# In For Service, What Do You Take Out?



## muttbike (Apr 27, 2009)

I've got to take our 230RS in for rear slide service (rails are pulling down from top) and was wondering, How much "stuff" do I need to remove before taking it in? We spent all summer getting it camping ready and now I wonder if I need to take it all out again. I guess leaving the canned goods in will be ok and the pots and pans, but just about everything else will need to be removed.

JR


----------



## clarkely (Sep 15, 2008)

I leave everything in, i never remove anything.


----------



## CamperAndy (Aug 26, 2004)

Remove anything that may be in the way of them to do the repair. Other then that you either trust them or you don't and then you act accordingly.


----------



## forceten (Nov 14, 2008)

We only had our camper in for service twice this year for some warranty work. Both times we removed anything that was expensive and could be easily walked away with. Some of our two way radios and some transponders and other racing equipment we took out. But normal camping stuff we just leave in. We may trust the dealer somewhat but you never know when a mechanic sees something and can just take it easily.


----------



## tdvffjohn (Mar 10, 2005)

Valuable and fits in someones pocket, remove. They deal with campers full of stuff every day with mostly the same stuff inside. Things like I Pods, cameras, etc, remove. Yea, you can trust 99% of the service people, why take a chance on meeting the 1 %.


----------



## Dub (Dec 8, 2008)

I just dropped mine off for service at Holman and left everything inside, including my brand new copy of Transformers 2 on DVD which might be appealing to some...I'll let you know if it's still there when I get it back.


----------



## muttbike (Apr 27, 2009)

Appreciate the replies folks. I really didn't want to have to buy a bunch of plastic bins and start hauling everything out. I'll just take out the tools, and the easily removed (valuable) stuff.

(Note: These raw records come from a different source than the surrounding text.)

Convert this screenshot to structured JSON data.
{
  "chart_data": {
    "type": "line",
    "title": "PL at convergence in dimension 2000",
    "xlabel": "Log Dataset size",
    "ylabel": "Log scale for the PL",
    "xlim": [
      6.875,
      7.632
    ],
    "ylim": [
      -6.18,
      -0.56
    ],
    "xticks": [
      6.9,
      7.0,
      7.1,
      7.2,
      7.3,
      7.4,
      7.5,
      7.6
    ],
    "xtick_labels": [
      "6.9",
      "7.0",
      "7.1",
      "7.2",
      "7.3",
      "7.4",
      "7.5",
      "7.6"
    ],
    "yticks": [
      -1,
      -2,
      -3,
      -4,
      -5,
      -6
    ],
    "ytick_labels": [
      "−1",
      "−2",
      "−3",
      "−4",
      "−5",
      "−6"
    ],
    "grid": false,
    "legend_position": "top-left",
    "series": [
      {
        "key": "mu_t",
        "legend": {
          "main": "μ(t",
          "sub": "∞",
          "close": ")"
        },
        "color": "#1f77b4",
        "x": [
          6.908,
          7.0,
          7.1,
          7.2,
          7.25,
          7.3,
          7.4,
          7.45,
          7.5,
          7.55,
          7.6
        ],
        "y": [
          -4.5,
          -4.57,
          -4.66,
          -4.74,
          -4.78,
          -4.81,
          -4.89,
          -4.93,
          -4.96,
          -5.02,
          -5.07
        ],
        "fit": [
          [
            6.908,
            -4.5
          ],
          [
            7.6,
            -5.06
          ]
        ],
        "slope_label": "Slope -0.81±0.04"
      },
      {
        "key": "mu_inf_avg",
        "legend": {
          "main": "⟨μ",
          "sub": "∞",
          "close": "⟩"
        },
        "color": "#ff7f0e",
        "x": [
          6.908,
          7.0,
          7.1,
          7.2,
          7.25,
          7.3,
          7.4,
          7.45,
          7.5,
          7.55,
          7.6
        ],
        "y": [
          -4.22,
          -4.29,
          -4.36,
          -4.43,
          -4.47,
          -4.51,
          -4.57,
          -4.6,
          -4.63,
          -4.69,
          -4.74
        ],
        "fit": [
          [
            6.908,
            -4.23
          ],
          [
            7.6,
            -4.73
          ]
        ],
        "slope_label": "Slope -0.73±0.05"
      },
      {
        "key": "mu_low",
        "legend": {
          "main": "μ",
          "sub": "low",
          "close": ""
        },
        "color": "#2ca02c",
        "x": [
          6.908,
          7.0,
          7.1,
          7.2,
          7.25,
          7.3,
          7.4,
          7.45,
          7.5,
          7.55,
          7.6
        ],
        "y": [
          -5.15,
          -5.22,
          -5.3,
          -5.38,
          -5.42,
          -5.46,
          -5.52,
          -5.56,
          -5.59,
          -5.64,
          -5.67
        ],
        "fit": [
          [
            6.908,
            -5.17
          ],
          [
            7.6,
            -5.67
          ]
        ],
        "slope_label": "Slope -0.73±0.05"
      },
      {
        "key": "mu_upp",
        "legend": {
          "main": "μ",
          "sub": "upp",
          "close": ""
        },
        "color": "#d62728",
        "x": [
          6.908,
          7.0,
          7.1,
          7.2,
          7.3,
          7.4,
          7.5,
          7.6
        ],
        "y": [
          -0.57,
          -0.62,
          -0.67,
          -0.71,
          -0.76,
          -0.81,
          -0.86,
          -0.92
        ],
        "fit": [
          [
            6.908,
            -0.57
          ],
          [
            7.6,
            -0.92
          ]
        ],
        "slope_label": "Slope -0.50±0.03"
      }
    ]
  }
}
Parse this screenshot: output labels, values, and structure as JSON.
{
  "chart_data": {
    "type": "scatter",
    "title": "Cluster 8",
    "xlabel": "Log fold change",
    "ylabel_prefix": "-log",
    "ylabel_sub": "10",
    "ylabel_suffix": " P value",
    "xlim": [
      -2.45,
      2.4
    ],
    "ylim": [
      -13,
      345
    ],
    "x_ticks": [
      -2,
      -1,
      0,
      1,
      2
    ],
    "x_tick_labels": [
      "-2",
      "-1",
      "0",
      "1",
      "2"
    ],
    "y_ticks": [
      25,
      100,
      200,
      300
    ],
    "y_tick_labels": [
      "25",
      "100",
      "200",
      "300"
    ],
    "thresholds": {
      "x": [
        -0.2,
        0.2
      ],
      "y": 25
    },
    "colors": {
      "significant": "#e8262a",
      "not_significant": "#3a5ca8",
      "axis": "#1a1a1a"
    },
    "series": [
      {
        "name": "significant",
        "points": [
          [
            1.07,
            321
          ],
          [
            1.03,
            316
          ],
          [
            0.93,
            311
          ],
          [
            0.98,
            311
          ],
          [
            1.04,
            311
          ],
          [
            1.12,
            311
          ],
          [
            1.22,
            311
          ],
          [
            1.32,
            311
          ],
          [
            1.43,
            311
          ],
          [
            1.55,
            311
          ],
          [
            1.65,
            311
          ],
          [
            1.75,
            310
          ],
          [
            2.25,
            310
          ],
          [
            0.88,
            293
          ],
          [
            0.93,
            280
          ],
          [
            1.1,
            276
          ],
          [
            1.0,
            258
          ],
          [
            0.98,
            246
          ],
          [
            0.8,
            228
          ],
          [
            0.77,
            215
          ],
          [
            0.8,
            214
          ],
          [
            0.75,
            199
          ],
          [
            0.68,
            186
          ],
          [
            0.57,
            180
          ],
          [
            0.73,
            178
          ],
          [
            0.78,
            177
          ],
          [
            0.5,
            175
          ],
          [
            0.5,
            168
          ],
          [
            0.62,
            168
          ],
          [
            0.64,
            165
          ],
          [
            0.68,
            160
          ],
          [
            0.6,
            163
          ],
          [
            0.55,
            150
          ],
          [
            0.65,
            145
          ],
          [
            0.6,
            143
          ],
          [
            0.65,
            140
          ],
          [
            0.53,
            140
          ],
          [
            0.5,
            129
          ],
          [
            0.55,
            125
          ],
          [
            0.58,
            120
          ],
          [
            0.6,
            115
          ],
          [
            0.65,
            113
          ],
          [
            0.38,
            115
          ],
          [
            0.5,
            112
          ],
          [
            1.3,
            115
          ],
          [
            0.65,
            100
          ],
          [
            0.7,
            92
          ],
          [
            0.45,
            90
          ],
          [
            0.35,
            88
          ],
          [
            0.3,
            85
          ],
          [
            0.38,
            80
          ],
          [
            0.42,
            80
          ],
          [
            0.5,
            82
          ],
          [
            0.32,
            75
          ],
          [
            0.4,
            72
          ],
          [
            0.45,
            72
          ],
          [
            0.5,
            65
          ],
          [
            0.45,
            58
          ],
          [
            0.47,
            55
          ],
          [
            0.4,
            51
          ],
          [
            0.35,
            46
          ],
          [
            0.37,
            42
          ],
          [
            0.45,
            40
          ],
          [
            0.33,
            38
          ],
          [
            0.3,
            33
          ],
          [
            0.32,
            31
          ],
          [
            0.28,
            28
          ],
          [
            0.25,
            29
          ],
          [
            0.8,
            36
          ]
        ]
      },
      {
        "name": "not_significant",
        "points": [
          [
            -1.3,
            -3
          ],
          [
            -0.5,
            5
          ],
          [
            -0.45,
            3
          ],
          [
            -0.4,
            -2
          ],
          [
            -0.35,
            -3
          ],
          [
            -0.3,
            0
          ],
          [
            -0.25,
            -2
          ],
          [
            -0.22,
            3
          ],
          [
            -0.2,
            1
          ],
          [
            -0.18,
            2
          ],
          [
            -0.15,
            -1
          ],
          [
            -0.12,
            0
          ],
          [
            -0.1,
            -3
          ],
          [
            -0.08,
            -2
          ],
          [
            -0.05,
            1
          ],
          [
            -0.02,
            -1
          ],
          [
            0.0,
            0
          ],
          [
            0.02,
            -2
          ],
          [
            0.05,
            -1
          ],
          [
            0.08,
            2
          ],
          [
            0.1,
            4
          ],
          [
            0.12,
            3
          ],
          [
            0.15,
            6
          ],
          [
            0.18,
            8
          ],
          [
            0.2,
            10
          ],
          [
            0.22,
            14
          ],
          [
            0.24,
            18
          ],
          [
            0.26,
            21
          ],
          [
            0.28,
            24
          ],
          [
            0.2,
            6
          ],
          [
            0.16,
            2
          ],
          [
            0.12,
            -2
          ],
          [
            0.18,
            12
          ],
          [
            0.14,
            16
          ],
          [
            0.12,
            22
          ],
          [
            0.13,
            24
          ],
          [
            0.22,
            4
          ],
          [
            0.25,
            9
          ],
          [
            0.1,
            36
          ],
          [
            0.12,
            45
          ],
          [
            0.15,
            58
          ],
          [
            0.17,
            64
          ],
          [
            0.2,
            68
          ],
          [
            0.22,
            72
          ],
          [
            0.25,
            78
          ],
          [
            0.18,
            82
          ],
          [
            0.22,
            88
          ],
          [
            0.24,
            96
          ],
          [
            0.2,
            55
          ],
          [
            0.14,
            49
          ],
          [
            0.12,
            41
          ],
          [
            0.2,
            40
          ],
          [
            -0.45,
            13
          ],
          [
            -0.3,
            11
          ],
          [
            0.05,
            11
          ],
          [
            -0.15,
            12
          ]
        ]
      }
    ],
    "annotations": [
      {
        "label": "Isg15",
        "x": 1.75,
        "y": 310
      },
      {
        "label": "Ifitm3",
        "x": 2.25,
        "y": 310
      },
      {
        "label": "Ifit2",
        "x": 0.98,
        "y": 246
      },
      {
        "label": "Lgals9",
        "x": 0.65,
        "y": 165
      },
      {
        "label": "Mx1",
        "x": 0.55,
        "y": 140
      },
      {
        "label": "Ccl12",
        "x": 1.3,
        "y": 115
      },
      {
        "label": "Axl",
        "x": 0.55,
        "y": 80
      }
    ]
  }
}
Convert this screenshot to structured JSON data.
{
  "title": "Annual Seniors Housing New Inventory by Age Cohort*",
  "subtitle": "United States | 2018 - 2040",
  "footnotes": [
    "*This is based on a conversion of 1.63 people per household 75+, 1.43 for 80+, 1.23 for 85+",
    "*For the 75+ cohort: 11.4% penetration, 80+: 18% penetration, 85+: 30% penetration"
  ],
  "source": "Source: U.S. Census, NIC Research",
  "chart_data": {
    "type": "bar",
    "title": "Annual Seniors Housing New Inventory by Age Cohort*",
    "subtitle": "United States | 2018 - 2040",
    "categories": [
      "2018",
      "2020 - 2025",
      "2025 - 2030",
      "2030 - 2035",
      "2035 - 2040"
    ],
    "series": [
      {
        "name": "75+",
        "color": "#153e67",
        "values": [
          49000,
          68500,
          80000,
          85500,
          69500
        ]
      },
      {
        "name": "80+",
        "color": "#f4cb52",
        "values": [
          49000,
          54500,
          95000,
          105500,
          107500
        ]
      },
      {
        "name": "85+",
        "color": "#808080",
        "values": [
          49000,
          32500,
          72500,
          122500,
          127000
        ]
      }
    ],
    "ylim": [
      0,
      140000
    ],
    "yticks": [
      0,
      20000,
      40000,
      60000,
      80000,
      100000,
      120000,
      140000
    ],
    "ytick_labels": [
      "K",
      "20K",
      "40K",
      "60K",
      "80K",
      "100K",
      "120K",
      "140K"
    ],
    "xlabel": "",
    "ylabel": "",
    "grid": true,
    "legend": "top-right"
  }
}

Dub, I see we have the same interest in towing vehicles. I just traded the 06 Tundra in on an 08 with the tow package/mirrors. The trip to the service center will be it's first tow. I'm looking forward to the 5.7Ls pulling experience.


----------



## Dub (Dec 8, 2008)

muttbike said:


> Dub, I see we have the same interest in towing vehicles. I just traded the 06 Tundra in on an 08 with the tow package/mirrors. The trip to the service center will be it's first tow. I'm looking forward to the 5.7Ls pulling experience.


I have the power folding electro-chromatic automatic dimming mirrors on mine, not the tow mirrors and I can see around my trailer well enough to drive. The extendable tow mirrors give you a much better view which many people like...I was very tempted to switch mine out but I really like the power folding and dimming feature. The 5.7L with the 4.33 rearend will pull that trailer of yours like it isn't there. My smaller trailer was 27' and 5500lbs and I didn't use WDH and got 11mpg with it..only 9mpg with the 310BHS. On top of that feel good that you bought a truck built in America by American's which contains the second highest domestic parts content of any American truck. 80% of your parts were built by American workers in American companies. Only F150 beats it in domestic parts content. Knowing that makes me feel good.


----------